Premiers mots, premiers pas

VENDREDI 5 JUIN 2009, djom’é 15 khordâd 1388,
de Roscoff à Téhéran, 1er jour :

Ponctualité parfaite : petit-déjeuner, dernier rasage, émotions à la gare.
A Orly sud, l’avion pour Téhéran n’est pas affiché. On en a vu d’autres ! Effectivement, l’avion existe, plus ou moins confidentiel dans une zone reculée. A l’enregistrement, premières palpitations, sueurs froides et inquiétude : les visas doivent être en conformité avec les dates des vols !
« Quand se terminent vos visas, quand revenez-vous ? »
Avant qu’Yvon ne se lance dans des explications fumeuses, « Ah ! Vous avez des visas jusqu’en août, c’est parfait, enregistrons ».
En catimini : jusqu’en août, oui pour la validité, pas pour la durée accordée.
Et il me place près du hublot : « Supprimez les nuages, tant que vous y êtes, svp, merci, merci ».
Dans l’avion, premiers borborygmes en persan avec le steward très prévenant. Pas d’autres français sur ce vol. Une femme sur deux est voilée, c’est à dire avec un carré Hermès négligemment noué.
A l’arrivée un petit coucou à la police, un million de rials pour 100 euros, puis nous escamotons la douane, et à la sortie tombons d’emblée sur l’otoubous pour l’aéroport Mehrâbad : 20 centimes d’euro pour 30 km. On trouve qu’on se débrouille comme des chefs en économisant le transfert de 25 euros proposé par l’agence.


Avec la clim dans la salle d’attente, on caille, et la musique vous prend vite la tête : nuit blanche.


SAMEDI 6 JUIN, Esfahân, 2ème jour :

Arrivée à Esfahân à 6h35 : pas d’otoubous.
Le taxi nous mène en ville à 135 km/h, grillant les feux rouges, en gymkhana entre les groupes de piétons, sans desserrer les dents.
Je suis à l’avant sans desserrer les fesses.
Direct à l’hôtel Sonati choisi de Paris : c’est le grand luxe, dans le cadre d’une riche demeure traditionnelle ! Nous savons que notre avenir proche sera autrement spartiate. 




Nous déambulons dans les rues, passons sur la place de l’Emâm somptueuse, à la recherche de l’office du tourisme (vaine), et de la gare routière que nous atteignons en bus.
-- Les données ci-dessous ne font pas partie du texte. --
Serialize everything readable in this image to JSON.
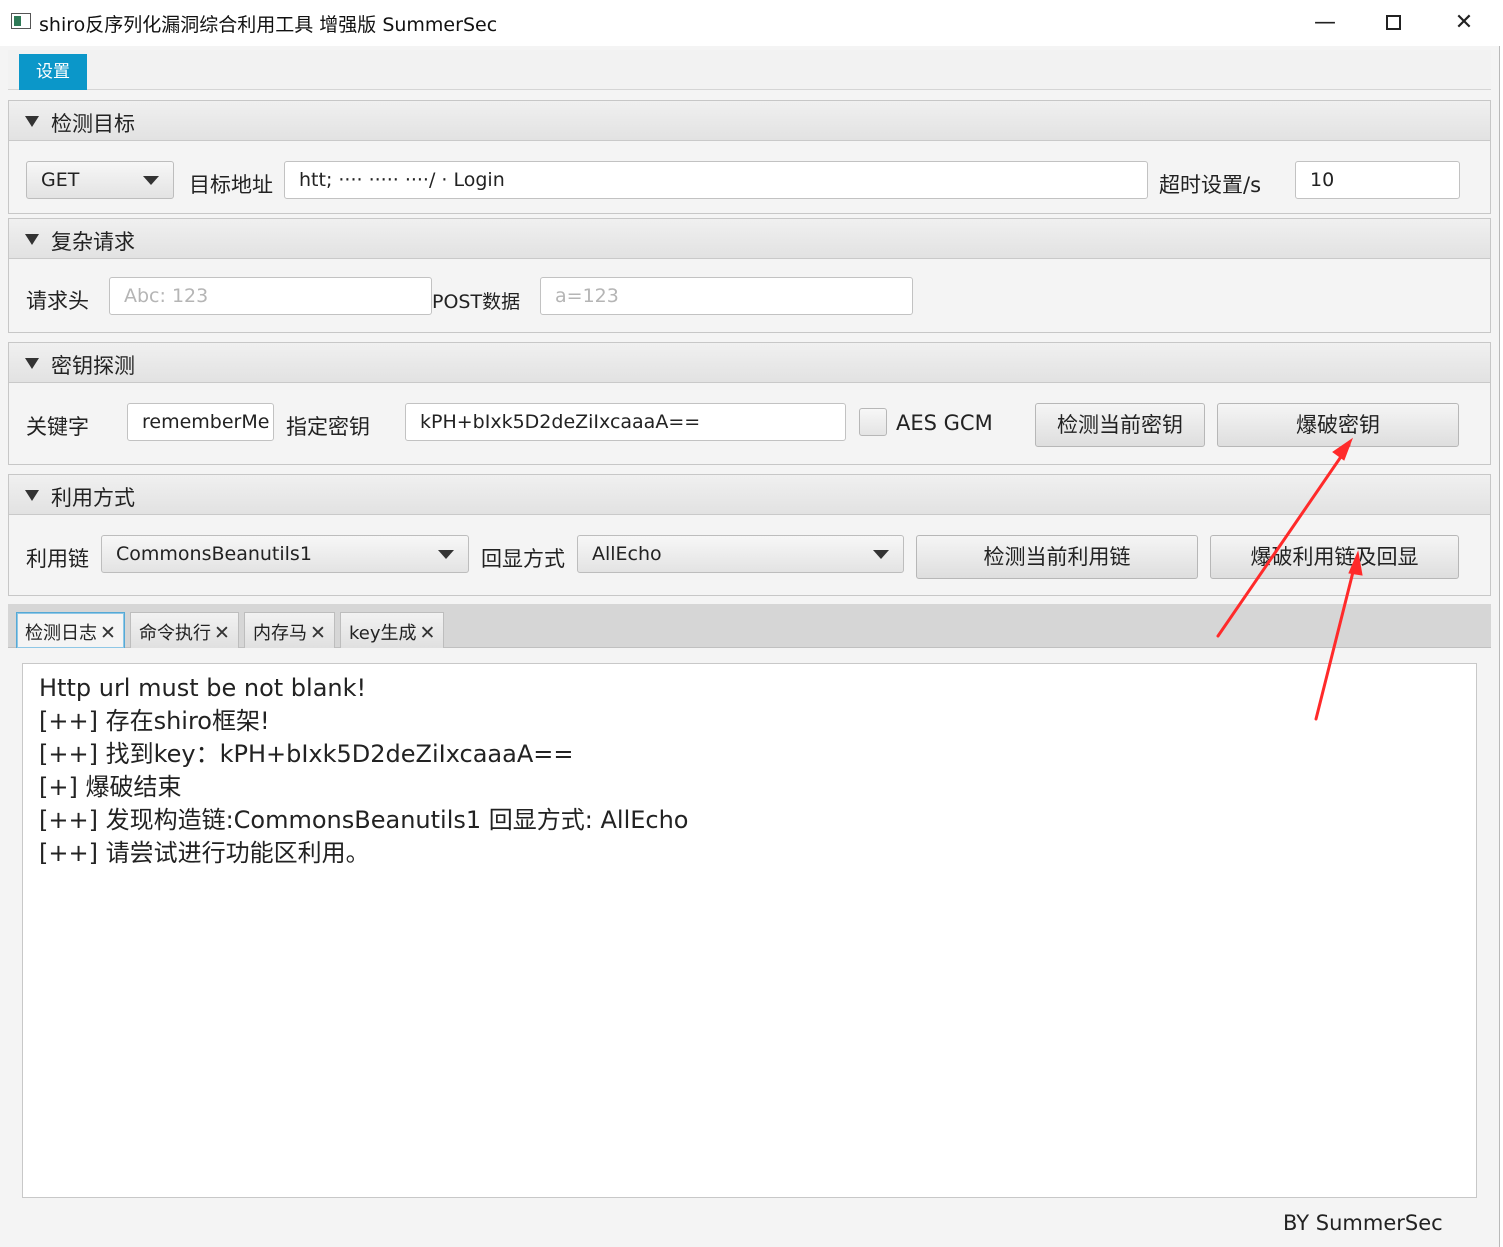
{
  "window": {
    "title": "shiro反序列化漏洞综合利用工具 增强版 SummerSec",
    "minimize_glyph": "—",
    "close_glyph": "✕"
  },
  "menu": {
    "settings": "设置"
  },
  "target_section": {
    "title": "检测目标",
    "method": "GET",
    "url_label": "目标地址",
    "url_value": "htt; ···· ····· ····/ · Login",
    "timeout_label": "超时设置/s",
    "timeout_value": "10"
  },
  "request_section": {
    "title": "复杂请求",
    "headers_label": "请求头",
    "headers_placeholder": "Abc: 123",
    "post_label": "POST数据",
    "post_placeholder": "a=123"
  },
  "key_section": {
    "title": "密钥探测",
    "keyword_label": "关键字",
    "keyword_value": "rememberMe",
    "key_label": "指定密钥",
    "key_value": "kPH+bIxk5D2deZiIxcaaaA==",
    "aes_gcm_label": "AES GCM",
    "detect_key_button": "检测当前密钥",
    "brute_key_button": "爆破密钥"
  },
  "exploit_section": {
    "title": "利用方式",
    "chain_label": "利用链",
    "chain_value": "CommonsBeanutils1",
    "echo_label": "回显方式",
    "echo_value": "AllEcho",
    "detect_chain_button": "检测当前利用链",
    "brute_chain_button": "爆破利用链及回显"
  },
  "tabs": [
    {
      "label": "检测日志"
    },
    {
      "label": "命令执行"
    },
    {
      "label": "内存马"
    },
    {
      "label": "key生成"
    }
  ],
  "tab_close_glyph": "✕",
  "log": [
    "Http url must be not blank!",
    "[++] 存在shiro框架!",
    "[++] 找到key：kPH+bIxk5D2deZiIxcaaaA==",
    "[+] 爆破结束",
    "[++] 发现构造链:CommonsBeanutils1  回显方式: AllEcho",
    "[++] 请尝试进行功能区利用。"
  ],
  "footer": "BY   SummerSec",
  "annotation_color": "#ff2a2a",
  "accent_color": "#0b97c9"
}
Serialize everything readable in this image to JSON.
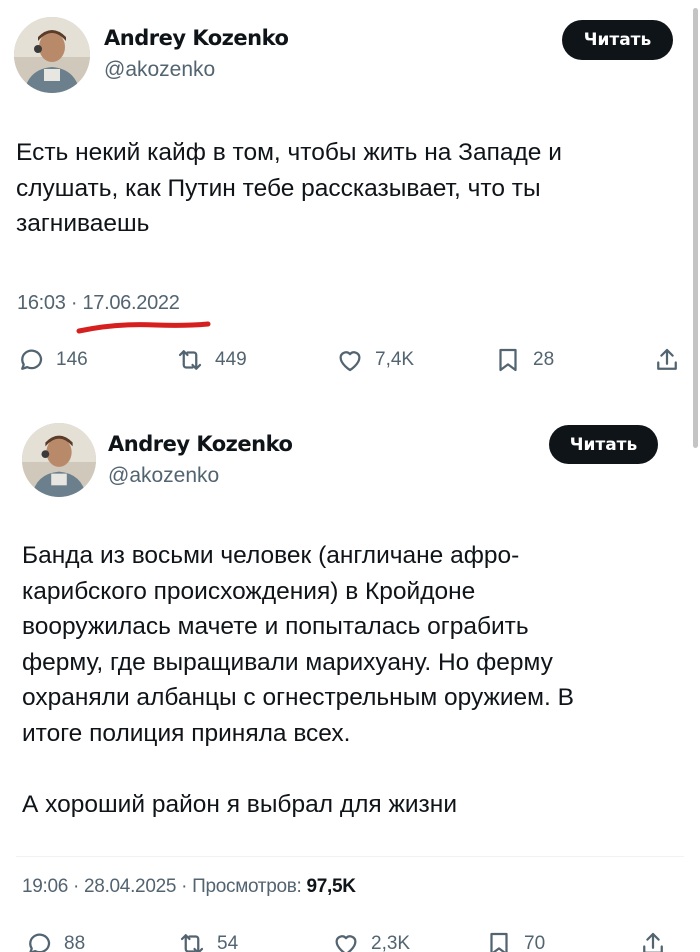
{
  "tweets": [
    {
      "author_name": "Andrey Kozenko",
      "handle": "@akozenko",
      "follow_label": "Читать",
      "text_lines": [
        "Есть некий кайф в том, чтобы жить на Западе и",
        "слушать, как Путин тебе рассказывает, что ты",
        "загниваешь"
      ],
      "time": "16:03",
      "sep": " · ",
      "date": "17.06.2022",
      "replies": "146",
      "reposts": "449",
      "likes": "7,4K",
      "bookmarks": "28"
    },
    {
      "author_name": "Andrey Kozenko",
      "handle": "@akozenko",
      "follow_label": "Читать",
      "text_lines": [
        "Банда из восьми человек (англичане афро-",
        "карибского происхождения) в Кройдоне",
        "вооружилась мачете и попыталась ограбить",
        "ферму, где выращивали марихуану. Но ферму",
        "охраняли албанцы с огнестрельным оружием. В",
        "итоге полиция приняла всех.",
        "",
        "А хороший район я выбрал для жизни"
      ],
      "meta_prefix": "19:06 · 28.04.2025 · Просмотров: ",
      "views": "97,5K",
      "replies": "88",
      "reposts": "54",
      "likes": "2,3K",
      "bookmarks": "70"
    }
  ],
  "colors": {
    "text": "#0f1419",
    "secondary": "#536471",
    "button_bg": "#0f1419",
    "underline_annotation": "#d61f1f"
  },
  "icons": [
    "reply-icon",
    "repost-icon",
    "like-icon",
    "bookmark-icon",
    "share-icon"
  ]
}
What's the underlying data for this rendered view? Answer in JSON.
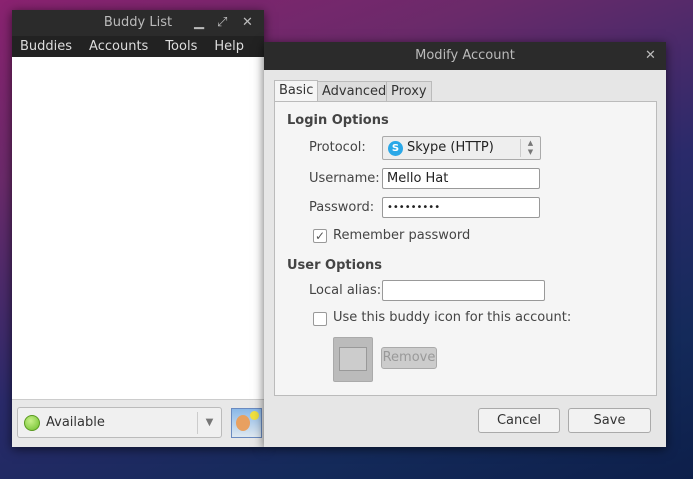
{
  "buddy_list": {
    "title": "Buddy List",
    "menu": [
      "Buddies",
      "Accounts",
      "Tools",
      "Help"
    ],
    "status": "Available"
  },
  "modify_account": {
    "title": "Modify Account",
    "tabs": [
      "Basic",
      "Advanced",
      "Proxy"
    ],
    "login_options": {
      "heading": "Login Options",
      "protocol_label": "Protocol:",
      "protocol_value": "Skype (HTTP)",
      "username_label": "Username:",
      "username_value": "Mello Hat",
      "password_label": "Password:",
      "password_value": "•••••••••",
      "remember_label": "Remember password",
      "remember_checked": true
    },
    "user_options": {
      "heading": "User Options",
      "alias_label": "Local alias:",
      "alias_value": "",
      "buddy_icon_label": "Use this buddy icon for this account:",
      "buddy_icon_checked": false,
      "remove_label": "Remove"
    },
    "cancel_label": "Cancel",
    "save_label": "Save"
  }
}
Nous avons acheté des tickets dans une petite cabine près de la station (istgâh otoubous), que nous donnerons par un ou par deux à l’arrivée, selon la distance. Le ticket vaut 400 rials, soit moins de 4 centimes d’euro. 
 

 
 
Une rangée de sièges sépare le bus en deux : hommes à l’avant, femmes à l’arrière. Les femmes descendent par la porte du milieu, et viennent payer à la porte avant, en déposant leur ticket dans un seau.



Nous déjeunons dans un boui-boui, sur la mezzanine : deux kabâbs et dough en grand pot délicieux. Le dough est un petit lait étendu d’eau glacée, et aromatisé aux herbes, très rafraîchissant. Conversations spontanées dans la rue, même avec une femme que je peux photographier. Un autre étudiant, vétérinaire, est partisan de Moussavi et porte bracelet et collier verts. Nous faisons collection des photos de son candidat, mais il n’est pas bien vu dans le restaurant chic, qui nous est conseillé : nous rangeons notre propagande. La purée d’aubergine baigne dans l’huile et m'écœure, le dessert jaune est visqueux, je saurai plus tard que c'est du fromage blanc sucré au jus de viande et coloré au safran. Yvon adore, nous en reparlerons. PS : Vous avez la recette dans le mail n°25.
Plus loin, Mohamad Reza nous propose d’assister à « l’esport » : ce n’est pas du commerce international, mais un exercice avec massues, chorégraphié et rythmé par un tambour, d’origine très ancienne, pratiqué dans les zourkhânés, gymnases traditionnels. Nous irons y assister à notre prochain passage (chapitre "Dans la zourkhâné"). Aujourd'hui Esfahân n'est qu'une halte sur la route de Kermân : nous résistons à sa séduction, nous savons que nous y reviendrons pour de plus longues escales. Nous nous écroulons dans nos lit.